I asked the same sort of questions- my agility instructor said they do play on their own terms. Agility requires them taking sharp turns, following your lead, etc. Before agility, we stretch our dogs out and warm them up. Dogs often do this naturally before play themselves. Also it is a kind of activity that many dogs will do full speed and injuries can kind of happen before the dog realizes.

It is kind of the same thing with my maltese- she will walk/hike until she gets sick. She doesn't let us know when she is tired. She loves to go walking. My havanese will just be walking and lay down, letting you know she has enough. My vet said not to hike the maltese more than 2 miles per day regardless of how she is acting.
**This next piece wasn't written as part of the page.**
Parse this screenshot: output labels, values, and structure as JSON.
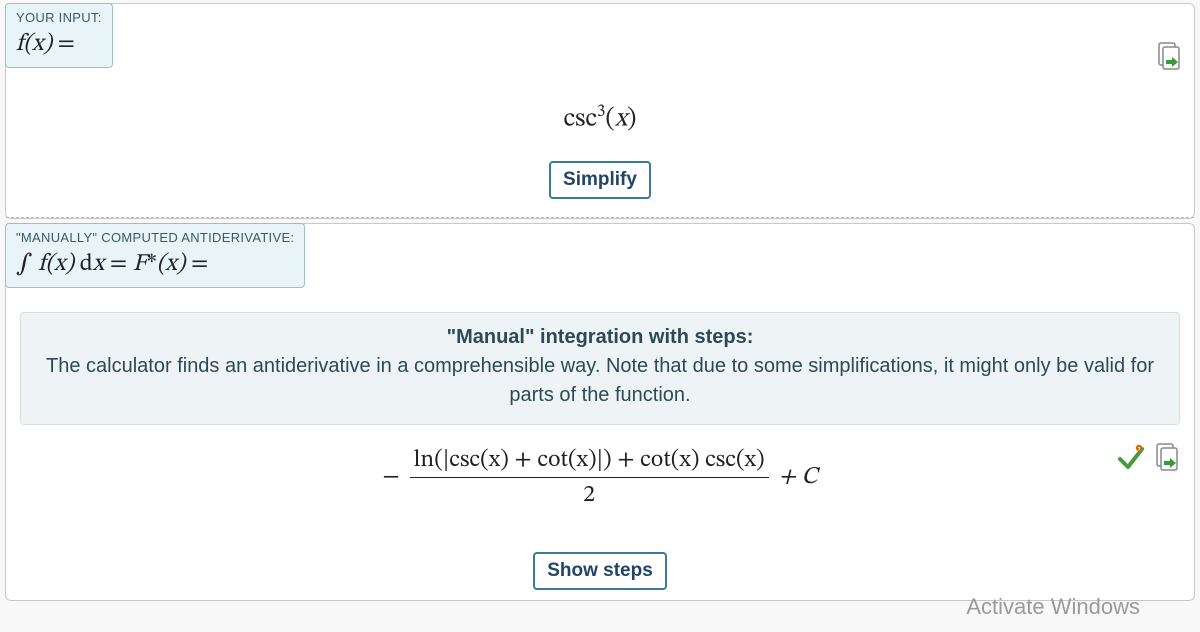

There is tons of information online to prevent agility injuries if you do some basic searches. Cleanrun is a great magazine and resource for agility. They have a backyard section, puppy books, etc. I think they currently have a free issue they will send to you as a sample.
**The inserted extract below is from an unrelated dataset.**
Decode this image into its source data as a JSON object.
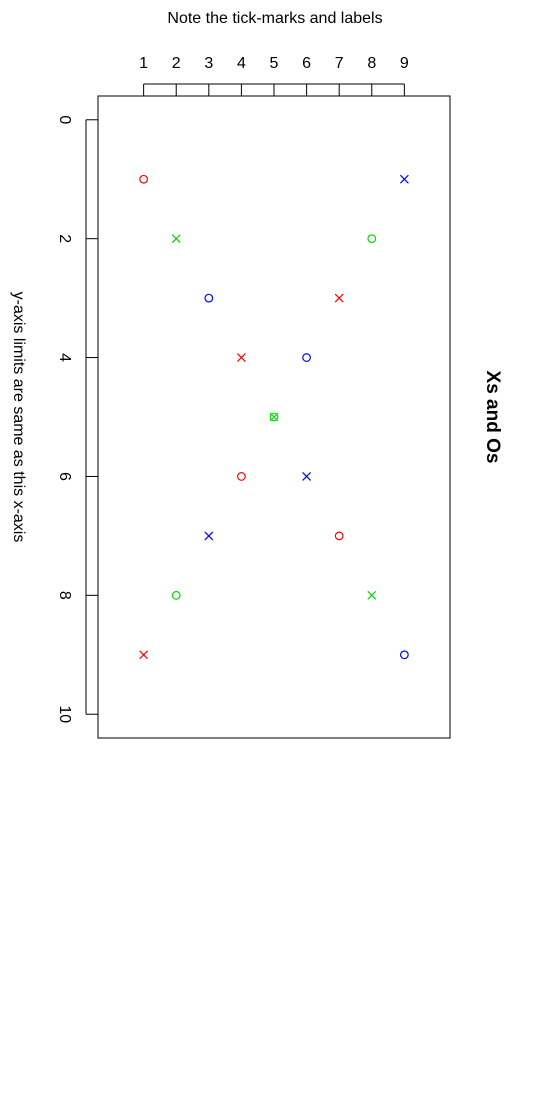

I think 12 months is what most people recommend for small dogs since that is the age the growth plates close, for bigger dogs it is usually higher.
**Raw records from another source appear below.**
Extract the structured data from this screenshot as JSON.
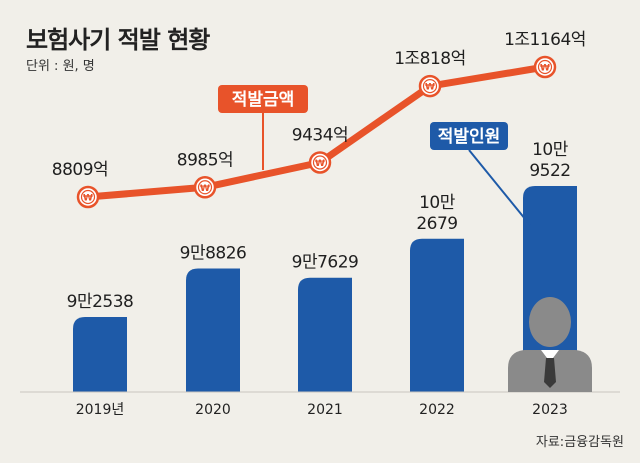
{
  "header": {
    "title": "보험사기 적발 현황",
    "unit": "단위 : 원, 명"
  },
  "footer": {
    "source": "자료:금융감독원"
  },
  "colors": {
    "background": "#f1efe9",
    "bar": "#1e5aa8",
    "line": "#e8532a",
    "person": "#8a8a8a"
  },
  "icons": {
    "marker": "won-coin-icon",
    "person": "person-silhouette-icon"
  },
  "chart_data": {
    "type": "bar",
    "categories": [
      "2019년",
      "2020",
      "2021",
      "2022",
      "2023"
    ],
    "series": [
      {
        "name": "적발인원",
        "type": "bar",
        "values": [
          92538,
          98826,
          97629,
          102679,
          109522
        ],
        "labels": [
          "9만2538",
          "9만8826",
          "9만7629",
          "10만\n2679",
          "10만\n9522"
        ]
      },
      {
        "name": "적발금액",
        "type": "line",
        "values": [
          8809,
          8985,
          9434,
          10818,
          11164
        ],
        "labels": [
          "8809억",
          "8985억",
          "9434억",
          "1조818억",
          "1조1164억"
        ]
      }
    ],
    "legend": [
      "적발금액",
      "적발인원"
    ],
    "grid": false
  }
}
Also note, most Havanese jump 8 inches in agility when competing. I think as long as your dog is under 11" at the withers, that is the AKC agility jump height.

Amanda


----------



## marjrc (Jan 13, 2007)

All great information, Amanda, thank you!!!


----------



## Havtahava (Aug 20, 2006)

Amanda, thank you for responding. I haven't ventured into agility yet, except to read about it and follow friends in other breeds. Your comments are dead-on for everything I've heard and read.


----------



## David (Jan 25, 2007)

Agility sure looks like fun. Here is a site that gives you instructions for building agility equipment...should you feel so inclined to build your own. http://www.dogbegood.com/equipment.html

David


----------



## ama0722 (Nov 28, 2006)

Last night we had agility practice and unfortunetly our agility building doesnt have A/C. Dora was having a ball but she was panting like crazy and she stayed on the pause table way too long. I decided the last run I would crate her up and just watch. One of the little dogs was having fun and then vomitted. It is exactly what happens, they are having so much fun they keep pushing and forget their limits. You really gotta know your dog to see their stopping points before it gets there.

It is pretty addicting-until you have teeter problems like I am having now!
Amanda


----------



## Havtahava (Aug 20, 2006)

Amanda, what kind of teeter problems? Is one of them afraid to make it rock to the other side?


----------



## ama0722 (Nov 28, 2006)

Dora will suddenly get scared and refuse the teeter. In fact, she has ran out of the ring when I just said "teeter!" Now, she usually does it but I can tell she hesitates in her head. Tonight, we got it out and played with it. She doesn't usually mind the wooden ones. I think the metal ones have more bounce to them or something because oh she knows when it is metal! I better have really good treats and act with lots of joy in my voice when I say it.

The maltese flies down it and sometimes jumps off, I have the total opposite problem with her!

Amanda


----------



## irnfit (Nov 21, 2006)

I took Kodi through an agility course for fun, and he did great for his first time. They didn't have a teeter, but he did everything else - except table. He never would table in puppy class either. We can't figure out why this happens with him. Shelby has no problem. I tell her table, sit, down, stay and she does fine. Kodi runs around the table object (which is only 3" off the ground).


----------



## ama0722 (Nov 28, 2006)

That is awesome Kodi loved it! The table can be difficult- it seems unnatural, all the speed and motion, and suddenly you want me to lay down! A lot of novice people (myself included!) make the mistake of trying to send the dog to the table and then getting too far away. The dog also doesn't know to slow down and this causes many of them to get on the table and run right off it. If that doesn't help, have a cookie in your hand and do the motion with your hand of a down. You also might want to try some quick sits and downs before doing agility to warm your dog up and get them ready outside the course. I always do little reminders for Dora with the things we are having trouble with for both the obedience and agilty rings!

Amanda


----------